Ausstellung: „Ich würde sofort wieder in die Kohle gehen …“

Christina Glanz. Fotografien einer Transformation – Haus der Brandenburgisch-Preußischen Geschichte 29. September 2023 bis 24. März 2024

Kohlewerker:innen in dem Moment, in dem sie ihre Kündigung erhalten; Gruppenfotos der letzten Schicht; Porträts von Kohlearbeiter:innen; Leerstellen, wo einst gewaltige Maschinen standen; Jugendliche in der vormilitärischen Ausbildung in der DDR Mitte der 1980er Jahre oder die Jugend in Lauchhammer Anfang der 2000er Jahre: Christina Glanz thematisiert in sechs Serien mit teilweise noch nie gezeigten Aufnahmen das Ende der fossilen Energiegewinnung in einer Zeit der radikalen politischen und sozialen Transformation in der Niederlausitz in intimen Porträts von Menschen und Maschinen.

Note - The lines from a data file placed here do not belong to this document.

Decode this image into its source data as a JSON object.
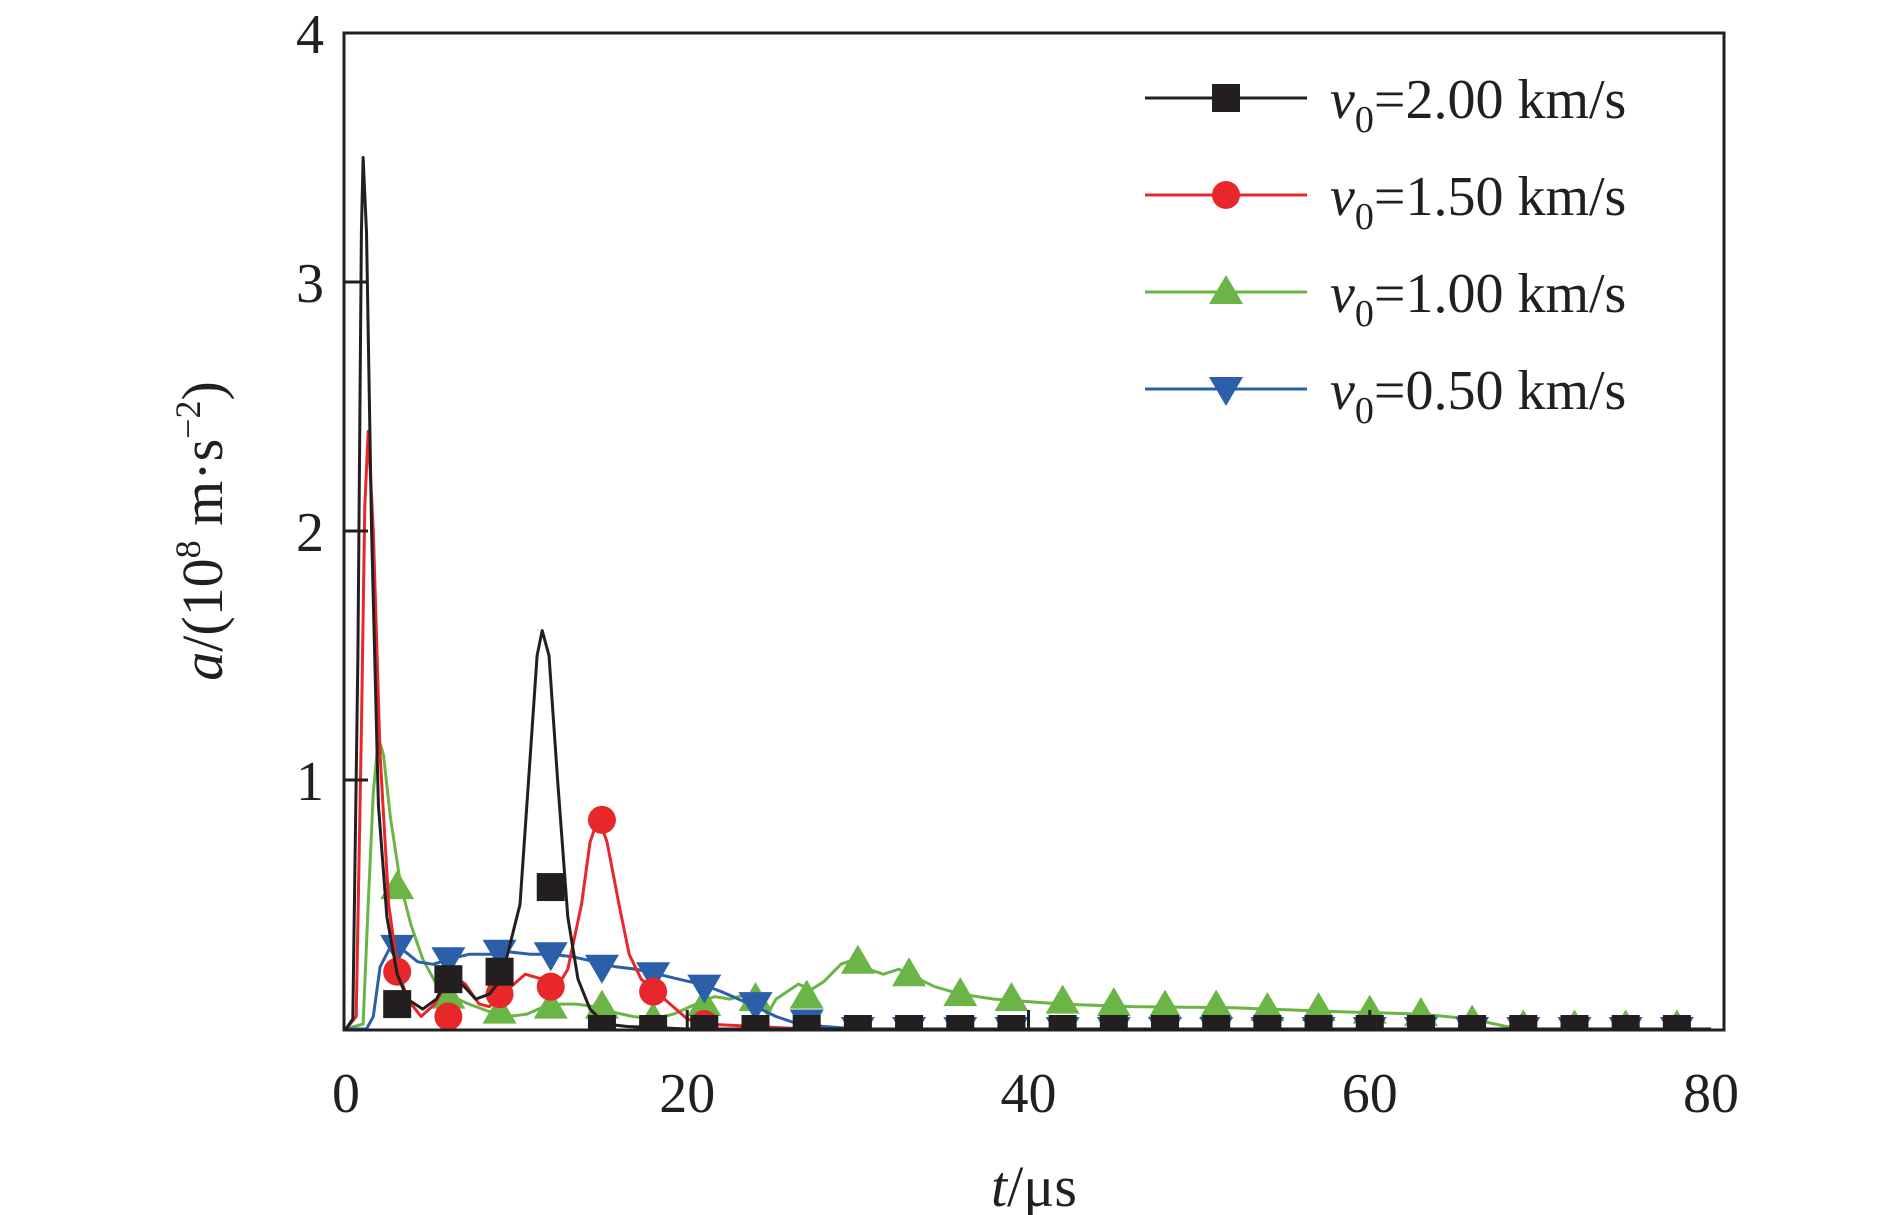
{
  "chart_data": {
    "type": "line",
    "xlabel": {
      "var": "t",
      "unit": "/μs"
    },
    "ylabel": {
      "var": "a",
      "unit": "/(10",
      "exp": "8",
      "unit2": " m·s",
      "exp2": "−2",
      "close": ")"
    },
    "xlim": [
      0,
      80
    ],
    "ylim": [
      0,
      4
    ],
    "x_ticks": [
      0,
      20,
      40,
      60,
      80
    ],
    "y_ticks": [
      1,
      2,
      3,
      4
    ],
    "x_tick_labels": [
      "0",
      "20",
      "40",
      "60",
      "80"
    ],
    "y_tick_labels": [
      "1",
      "2",
      "3",
      "4"
    ],
    "grid": false,
    "legend_position": "top-right",
    "series": [
      {
        "name": "v0=2.00 km/s",
        "legend": {
          "var": "v",
          "sub": "0",
          "text": "=2.00 km/s"
        },
        "color": "#231f20",
        "marker": "square",
        "line": [
          [
            0,
            0
          ],
          [
            0.4,
            0.04
          ],
          [
            0.7,
            1.5
          ],
          [
            0.9,
            3.2
          ],
          [
            1.0,
            3.5
          ],
          [
            1.2,
            3.2
          ],
          [
            1.5,
            2.0
          ],
          [
            1.9,
            0.9
          ],
          [
            2.4,
            0.45
          ],
          [
            3,
            0.22
          ],
          [
            3.6,
            0.12
          ],
          [
            4.5,
            0.08
          ],
          [
            5.3,
            0.12
          ],
          [
            6.1,
            0.22
          ],
          [
            6.8,
            0.18
          ],
          [
            7.6,
            0.12
          ],
          [
            8.4,
            0.14
          ],
          [
            9.1,
            0.2
          ],
          [
            10.2,
            0.5
          ],
          [
            10.8,
            1.1
          ],
          [
            11.2,
            1.5
          ],
          [
            11.5,
            1.6
          ],
          [
            11.9,
            1.5
          ],
          [
            12.4,
            1.0
          ],
          [
            13,
            0.45
          ],
          [
            13.6,
            0.2
          ],
          [
            14.3,
            0.08
          ],
          [
            15.2,
            0.02
          ],
          [
            16.5,
            0.01
          ],
          [
            20,
            0
          ],
          [
            80,
            0
          ]
        ],
        "markers": [
          [
            3,
            0.1
          ],
          [
            6,
            0.2
          ],
          [
            9,
            0.23
          ],
          [
            12,
            0.57
          ],
          [
            15,
            0
          ],
          [
            18,
            0
          ],
          [
            21,
            0
          ],
          [
            24,
            0
          ],
          [
            27,
            0
          ],
          [
            30,
            0
          ],
          [
            33,
            0
          ],
          [
            36,
            0
          ],
          [
            39,
            0
          ],
          [
            42,
            0
          ],
          [
            45,
            0
          ],
          [
            48,
            0
          ],
          [
            51,
            0
          ],
          [
            54,
            0
          ],
          [
            57,
            0
          ],
          [
            60,
            0
          ],
          [
            63,
            0
          ],
          [
            66,
            0
          ],
          [
            69,
            0
          ],
          [
            72,
            0
          ],
          [
            75,
            0
          ],
          [
            78,
            0
          ]
        ]
      },
      {
        "name": "v0=1.50 km/s",
        "legend": {
          "var": "v",
          "sub": "0",
          "text": "=1.50 km/s"
        },
        "color": "#e8272b",
        "marker": "circle",
        "line": [
          [
            0,
            0
          ],
          [
            0.6,
            0.05
          ],
          [
            0.9,
            1.2
          ],
          [
            1.1,
            2.1
          ],
          [
            1.3,
            2.4
          ],
          [
            1.6,
            2.0
          ],
          [
            2.0,
            1.1
          ],
          [
            2.5,
            0.5
          ],
          [
            3,
            0.25
          ],
          [
            3.6,
            0.12
          ],
          [
            4.4,
            0.05
          ],
          [
            5.2,
            0.1
          ],
          [
            6.2,
            0.22
          ],
          [
            7,
            0.18
          ],
          [
            7.8,
            0.1
          ],
          [
            8.4,
            0.09
          ],
          [
            9.5,
            0.16
          ],
          [
            10.5,
            0.22
          ],
          [
            11.5,
            0.2
          ],
          [
            12.3,
            0.16
          ],
          [
            13,
            0.24
          ],
          [
            13.8,
            0.5
          ],
          [
            14.3,
            0.75
          ],
          [
            14.8,
            0.85
          ],
          [
            15.3,
            0.75
          ],
          [
            16,
            0.5
          ],
          [
            16.6,
            0.3
          ],
          [
            17.3,
            0.2
          ],
          [
            18,
            0.16
          ],
          [
            19,
            0.1
          ],
          [
            20,
            0.04
          ],
          [
            21,
            0.02
          ],
          [
            24,
            0.01
          ],
          [
            27,
            0
          ],
          [
            80,
            0
          ]
        ],
        "markers": [
          [
            3,
            0.23
          ],
          [
            6,
            0.05
          ],
          [
            9,
            0.14
          ],
          [
            12,
            0.17
          ],
          [
            15,
            0.84
          ],
          [
            18,
            0.15
          ],
          [
            21,
            0.02
          ],
          [
            24,
            0
          ],
          [
            27,
            0
          ],
          [
            30,
            0
          ],
          [
            33,
            0
          ],
          [
            36,
            0
          ],
          [
            39,
            0
          ],
          [
            42,
            0
          ],
          [
            45,
            0
          ],
          [
            48,
            0
          ],
          [
            51,
            0
          ],
          [
            54,
            0
          ],
          [
            57,
            0
          ],
          [
            60,
            0
          ],
          [
            63,
            0
          ],
          [
            66,
            0
          ],
          [
            69,
            0
          ],
          [
            72,
            0
          ],
          [
            75,
            0
          ],
          [
            78,
            0
          ]
        ]
      },
      {
        "name": "v0=1.00 km/s",
        "legend": {
          "var": "v",
          "sub": "0",
          "text": "=1.00 km/s"
        },
        "color": "#6ab545",
        "marker": "triangle-up",
        "line": [
          [
            0,
            0
          ],
          [
            1.0,
            0.02
          ],
          [
            1.3,
            0.5
          ],
          [
            1.6,
            0.95
          ],
          [
            1.9,
            1.17
          ],
          [
            2.2,
            1.1
          ],
          [
            2.6,
            0.85
          ],
          [
            3.2,
            0.58
          ],
          [
            3.8,
            0.42
          ],
          [
            4.5,
            0.28
          ],
          [
            5.3,
            0.18
          ],
          [
            6.2,
            0.13
          ],
          [
            7.2,
            0.1
          ],
          [
            8.4,
            0.07
          ],
          [
            9.5,
            0.05
          ],
          [
            10.6,
            0.06
          ],
          [
            11.6,
            0.09
          ],
          [
            12.6,
            0.1
          ],
          [
            13.5,
            0.1
          ],
          [
            14.6,
            0.09
          ],
          [
            15.5,
            0.07
          ],
          [
            16.8,
            0.05
          ],
          [
            18,
            0.04
          ],
          [
            19.2,
            0.06
          ],
          [
            20.5,
            0.1
          ],
          [
            21.6,
            0.13
          ],
          [
            22.5,
            0.12
          ],
          [
            23.5,
            0.14
          ],
          [
            24.2,
            0.12
          ],
          [
            24.7,
            0.06
          ],
          [
            25.2,
            0.12
          ],
          [
            26.5,
            0.18
          ],
          [
            27.3,
            0.16
          ],
          [
            28,
            0.19
          ],
          [
            29,
            0.26
          ],
          [
            29.8,
            0.28
          ],
          [
            30.6,
            0.24
          ],
          [
            31.5,
            0.22
          ],
          [
            32.4,
            0.24
          ],
          [
            33.3,
            0.21
          ],
          [
            34.5,
            0.17
          ],
          [
            36,
            0.14
          ],
          [
            38,
            0.12
          ],
          [
            40,
            0.11
          ],
          [
            42,
            0.1
          ],
          [
            46,
            0.09
          ],
          [
            52,
            0.085
          ],
          [
            58,
            0.07
          ],
          [
            63,
            0.06
          ],
          [
            66,
            0.04
          ],
          [
            68,
            0.01
          ],
          [
            69,
            0
          ],
          [
            80,
            0
          ]
        ],
        "markers": [
          [
            3,
            0.57
          ],
          [
            6,
            0.13
          ],
          [
            9,
            0.07
          ],
          [
            12,
            0.09
          ],
          [
            15,
            0.09
          ],
          [
            18,
            0.04
          ],
          [
            21,
            0.1
          ],
          [
            24,
            0.12
          ],
          [
            27,
            0.13
          ],
          [
            30,
            0.27
          ],
          [
            33,
            0.22
          ],
          [
            36,
            0.14
          ],
          [
            39,
            0.12
          ],
          [
            42,
            0.11
          ],
          [
            45,
            0.1
          ],
          [
            48,
            0.09
          ],
          [
            51,
            0.09
          ],
          [
            54,
            0.08
          ],
          [
            57,
            0.08
          ],
          [
            60,
            0.07
          ],
          [
            63,
            0.06
          ],
          [
            66,
            0.03
          ],
          [
            69,
            0.01
          ],
          [
            72,
            0.01
          ],
          [
            75,
            0.01
          ],
          [
            78,
            0.01
          ]
        ]
      },
      {
        "name": "v0=0.50 km/s",
        "legend": {
          "var": "v",
          "sub": "0",
          "text": "=0.50 km/s"
        },
        "color": "#2b5faa",
        "marker": "triangle-down",
        "line": [
          [
            0,
            0
          ],
          [
            1.2,
            0
          ],
          [
            1.6,
            0.05
          ],
          [
            2.0,
            0.25
          ],
          [
            2.6,
            0.33
          ],
          [
            3.3,
            0.32
          ],
          [
            4.2,
            0.27
          ],
          [
            5.1,
            0.26
          ],
          [
            6,
            0.28
          ],
          [
            7.2,
            0.3
          ],
          [
            8.5,
            0.3
          ],
          [
            9.5,
            0.31
          ],
          [
            10.8,
            0.3
          ],
          [
            12,
            0.3
          ],
          [
            13.3,
            0.29
          ],
          [
            14.6,
            0.27
          ],
          [
            15.8,
            0.25
          ],
          [
            17,
            0.24
          ],
          [
            18.3,
            0.22
          ],
          [
            19.5,
            0.2
          ],
          [
            20.8,
            0.18
          ],
          [
            22,
            0.15
          ],
          [
            23,
            0.12
          ],
          [
            24,
            0.09
          ],
          [
            25.2,
            0.05
          ],
          [
            26.5,
            0.02
          ],
          [
            28,
            0.01
          ],
          [
            30,
            0
          ],
          [
            80,
            0
          ]
        ],
        "markers": [
          [
            3,
            0.33
          ],
          [
            6,
            0.28
          ],
          [
            9,
            0.31
          ],
          [
            12,
            0.3
          ],
          [
            15,
            0.25
          ],
          [
            18,
            0.22
          ],
          [
            21,
            0.17
          ],
          [
            24,
            0.1
          ],
          [
            27,
            0.03
          ],
          [
            30,
            0
          ],
          [
            33,
            0
          ],
          [
            36,
            0
          ],
          [
            39,
            0
          ],
          [
            42,
            0
          ],
          [
            45,
            0
          ],
          [
            48,
            0
          ],
          [
            51,
            0
          ],
          [
            54,
            0
          ],
          [
            57,
            0
          ],
          [
            60,
            0
          ],
          [
            63,
            0
          ],
          [
            66,
            0
          ],
          [
            69,
            0
          ],
          [
            72,
            0
          ],
          [
            75,
            0
          ],
          [
            78,
            0
          ]
        ]
      }
    ]
  }
}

Porträt einer Arbeiterin mit Kopftuch in einer Fabrik

Christina Glanz: Aus der Fotoserie: In den Brikettfabriken, 1992-1994 ©

Christina Glanz arbeitete seit Mitte der 1980er Jahre als freischaffende Fotografin unter anderem im VEB BKK Lauchhammer (Volkseigener Betrieb Braunkohlenkombinat Lauchhammer). Bis 1990 produzierten die Kohle- und Brikettwerke in Lauchhammer täglich Tausende Tonnen von Briketts und versorgten einen erheblichen Teil der DDR mit Energie. Nach der Auflösung der DDR ging die hundertjährige Tradition der Braunkohleveredlung in Lauchhammer abrupt zu Ende, als die gesamten Anlagen – praktisch über Nacht – geschlossen und in den Folgejahren vollständig „saniert“, das heißt abgerissen wurden. Die letzten Spuren der Anlagen verschwanden mit der offiziellen Schließung am 21. Oktober 1994. Das Areal der Brikettfabriken 66 und 69 wurde nach der Stilllegung 1992 von denselben Arbeiter:innen abgebaut, die Jahrzehnte dort gearbeitet und ihre Existenzgrundlage mit der Schließung verloren hatten. Übrig geblieben sind einzig die „Bio-Türme“, die als Industriedenkmal aktuell eine kulturelle Nutzung erfahren.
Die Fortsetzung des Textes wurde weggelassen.